Prion diseases are a group of neurodegenerative disorders that are caused by the deposition of abnormally folded proteins in the brain. Prion diseases primarily involve the brain, but also can affect the eyes and other organs. A new study by scientists at the National Institutes of Health reports that the earliest eye damage from prion disease takes place in the cone photoreceptor cells, specifically in the cilia and the ribbon synapses. Their findings may offer insights on human retinitis pigmentosa, an inherited disease with similar photoreceptor degeneration leading to blindness.
Their findings, “Prion-induced photoreceptor degeneration begins with misfolded prion protein accumulation in cones at two distinct sites: cilia and ribbon synapses,” are published in the journal Acta Neuropathologica Communications.
In their study, the scientists, from NIH’s National Institute of Allergy and Infectious Diseases at Rocky Mountain Laboratories in Hamilton, Montana, used laboratory mice infected with scrapie, a prion disease common to sheep and goats. Scrapie is closely related to human prion diseases, such as variant, familial, and sporadic Creutzfeldt-Jakob disease (CJD).
“Previously, our group and others found that prion-induced retinal damage to photoreceptor cells in mice and humans resembled pathology of human retinitis pigmentosa caused by mutations in retinal proteins,” the researchers wrote. “Here, using confocal, epifluorescent, and electron microscopy we followed deposition of disease-associated prion protein (PrPSc) and its association with damage to critical retinal structures following intracerebral prion inoculation.”
Their work suggests that by interfering with transport through cilia, these aggregates may provide an important early mechanism by which prion infection selectively destroys photoreceptors. Prion protein also was deposited in cones and rods adjacent to ribbon synapses just before the destruction of these structures and death of photoreceptors. Ribbon synapses are specialized neuron connections found in ocular and auditory neural pathways, and their health is critical to the function of retinal photoreceptors in the eye, as well as hair cells in the ear.

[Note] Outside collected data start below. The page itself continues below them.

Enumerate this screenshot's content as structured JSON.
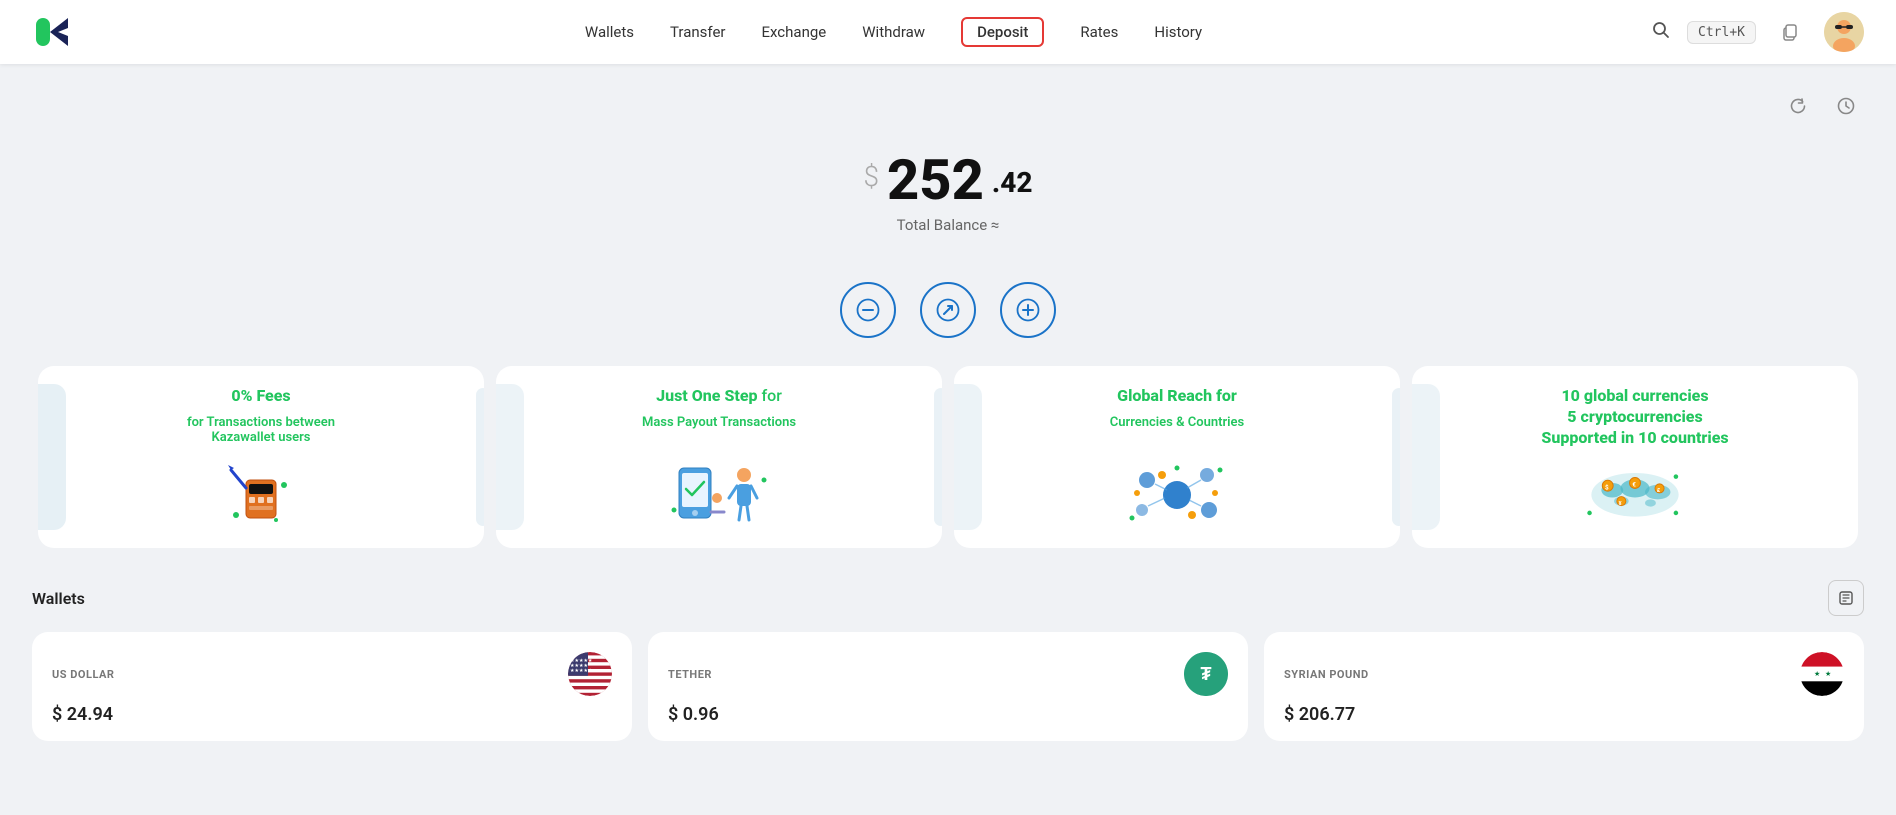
{
  "app": {
    "logo_letter": "K"
  },
  "navbar": {
    "links": [
      {
        "label": "Wallets",
        "key": "wallets",
        "active": false,
        "highlighted": false
      },
      {
        "label": "Transfer",
        "key": "transfer",
        "active": false,
        "highlighted": false
      },
      {
        "label": "Exchange",
        "key": "exchange",
        "active": false,
        "highlighted": false
      },
      {
        "label": "Withdraw",
        "key": "withdraw",
        "active": false,
        "highlighted": false
      },
      {
        "label": "Deposit",
        "key": "deposit",
        "active": false,
        "highlighted": true
      },
      {
        "label": "Rates",
        "key": "rates",
        "active": false,
        "highlighted": false
      },
      {
        "label": "History",
        "key": "history",
        "active": false,
        "highlighted": false
      }
    ],
    "search_shortcut": "Ctrl+K"
  },
  "balance": {
    "currency_symbol": "$",
    "integer": "252",
    "decimal": ".42",
    "label": "Total Balance ≈"
  },
  "action_buttons": [
    {
      "key": "withdraw",
      "icon": "−",
      "label": "Withdraw"
    },
    {
      "key": "exchange",
      "icon": "↗",
      "label": "Exchange"
    },
    {
      "key": "deposit",
      "icon": "+",
      "label": "Deposit"
    }
  ],
  "promo_cards": [
    {
      "title": "0% Fees",
      "subtitle": "for Transactions between\nKazawallet users",
      "illus": "fees"
    },
    {
      "title": "Just One Step",
      "title_light": "for",
      "subtitle": "Mass Payout Transactions",
      "illus": "payout"
    },
    {
      "title": "Global Reach for",
      "subtitle": "Currencies & Countries",
      "illus": "global"
    },
    {
      "title": "10 global currencies\n5 cryptocurrencies\nSupported in 10 countries",
      "illus": "currencies"
    }
  ],
  "wallets": {
    "title": "Wallets",
    "edit_label": "edit",
    "items": [
      {
        "currency": "US DOLLAR",
        "amount": "$ 24.94",
        "flag": "us"
      },
      {
        "currency": "TETHER",
        "amount": "$ 0.96",
        "flag": "usdt"
      },
      {
        "currency": "SYRIAN POUND",
        "amount": "$ 206.77",
        "flag": "sy"
      }
    ]
  },
  "colors": {
    "green": "#22c55e",
    "blue": "#1a73c8",
    "red": "#e53935"
  }
}
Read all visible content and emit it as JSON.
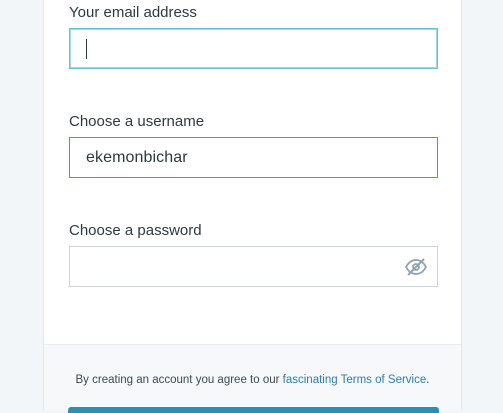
{
  "form": {
    "email": {
      "label": "Your email address",
      "value": "",
      "focused": true
    },
    "username": {
      "label": "Choose a username",
      "value": "ekemonbichar"
    },
    "password": {
      "label": "Choose a password",
      "value": "",
      "visibility_icon": "eye-slash-icon"
    }
  },
  "footer": {
    "tos_prefix": "By creating an account you agree to our ",
    "tos_link": "fascinating Terms of Service",
    "tos_suffix": "."
  },
  "colors": {
    "focus_border": "#62c2d8",
    "valid_border": "#5aa160",
    "link": "#2d7fae",
    "primary_button": "#2e8fb0"
  }
}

The identification of disease-associated prion protein, and the correlation with retinal damage, has not been seen previously and is likely to occur in all prion-susceptible species, including people.
Looking toward the future, the researchers are hoping to study whether similar findings occur in the retinas of people with other degenerative diseases characterized by misfolded-host proteins, such as Alzheimer’s and Parkinson’s diseases.